News / Middle East

    US Watches Egypt’s Army as Protests Continue

    Supporters of President Hosni Mubarak, foreground , fight with anti-Mubarak protesters, rear, standing on army tanks in Cairo, February 2, 2011
    Supporters of President Hosni Mubarak, foreground , fight with anti-Mubarak protesters, rear, standing on army tanks in Cairo, February 2, 2011
    Al Pessin

    Egypt’s military is playing a pivotal and perhaps evolving role in the demonstrations in Egypt, and U.S. defense leaders are staying in close touch with their counterparts in Cairo.  So far officials and analysts say the army is acting properly, but they also note that the situation is changing constantly.

    As crowds of anti-government protesters clashed with government supporters Wednesday, the Egyptian Army units in the streets mostly stood on the sidelines.  To some observers, including Dr. Tawfik Hamid, that seemed to change on Thursday.

    “Certainly, they are changing," said Hamid. "It’s not 180 degrees but I can see there is the beginning of a change.  They started today to protect the demonstrators from the Mubarak supporters.”

    That change, noted by the senior fellow at the Potomac Institute, coincided with official Egyptian condemnation of the violence instigated by pro-government demonstrators - violence widely believed to have been orchestrated by senior officials.  On Monday, Dr. Hamid predicted the Army would side with the protesters and force President Hosni Mubarak to resign.  That had not happened by Thursday, and Hamid believes the Army leadership is running out of time.

    “The more the military is showing delay in taking a clear stand with the people against Mubarak, the more the people will feel they [the soldiers] are part of Mubarak and they will never trust them in the future," he said.

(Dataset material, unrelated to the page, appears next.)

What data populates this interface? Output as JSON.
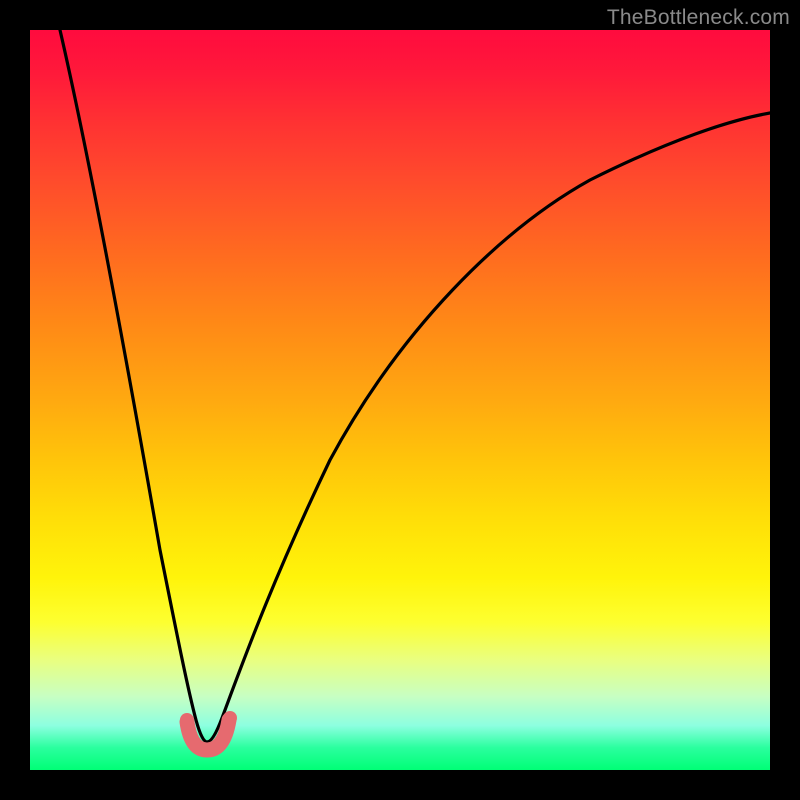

    The Egyptian Army leaders are in a delicate position, after decades of following President Mubarak, himself a former military man.  So far, Pentagon spokesman Colonel David Lapan says the troops are doing a good job.

    “To date, we have seen them act professionally and with restraint," said Colonel Lapan. "It’s a very fluid situation so we’re watching every single day.”

    Retired U.S. Army Major General Paul Eaton agrees.

    “What I have seen is an army that is behaving rationally," said Eaton. "I don’t know what their standing orders are, but their conduct seems to be stable, friendly, engaged with the people.”

    General Eaton, now a senior advisor to the National Security Network research organization, visited Cairo in 2003 for talks with senior Egyptian military leaders.  He says he was impressed with the level of comfort he found in the U.S.-Egyptian military relationship.

    “It was beyond cordial," he said. "There was a warmth associated with it that I would expect has been brought to play here.  We’ve got a strong relationship.  And that has proven very helpful in the past with other armies.  I would expect that it will prove so [in] this case.”

    Indeed, the top U.S. military officer, Admiral Mike Mullen, has spoken at least twice with his Egyptian counterpart in the last few days, and U.S. Defense Secretary Robert Gates has had at least three conversations with Egypt’s defense minister.

    The close relationship comes from decades of exchanges, meetings, training courses and military equipment sales following the signing of the Egypt-Israel peace treaty in 1979.  The White House press secretary says some of that could be in jeopardy, depending on how the Egyptian government handles the current crisis.

    The Pentagon spokesman, Colonel Lapan, says much of the training these days involves high technology air, sea and counter-terrorism gear.  But he says it also includes officer training at the same U.S. military schools American officers attend.

    “It’s leadership," he said. 'It’s military skills.  But it’s really about being a professional military force.  So it’s inculcating in their officers the same thing that happens for officers in our military force.”

    That includes values such as respect for civilian authority and for the rights of the people - concepts that could come into conflict in Egypt if the government orders a crackdown on the demonstrators.  When the United States has cut off such training for other countries, such as Indonesia, because of Human Rights violations, analysts say the loss of contact has made those militaries more likely to violate their people’s rights, and made it more difficult for the United States to exert influence.

    At least so far, the opposite is true in Egypt, where American officers have extensive contacts and at least the ability to be heard by key military players.  The retired general, Paul Eaton, attended an advanced officer training course with an Egyptian general, and saw other Egyptian officers in action when he supervised training programs.  He calls them “sober” and “professional,” and says the junior officers are in touch with the conscript soldiers who serve under them.

    “What I am hoping is that the army retains a role that will not challenge their credibility in the eyes of the Egyptian people and that they will serve as the primary broker for whatever change we now see in the Egyptian leadership," he said.

    U.S. officials are using their contacts to do what they can to encourage a governmental transition and to promote restraint by the Egyptian Army.  The next big test will come Friday - traditionally a day for protests after the main mid-day Muslim prayers of the week.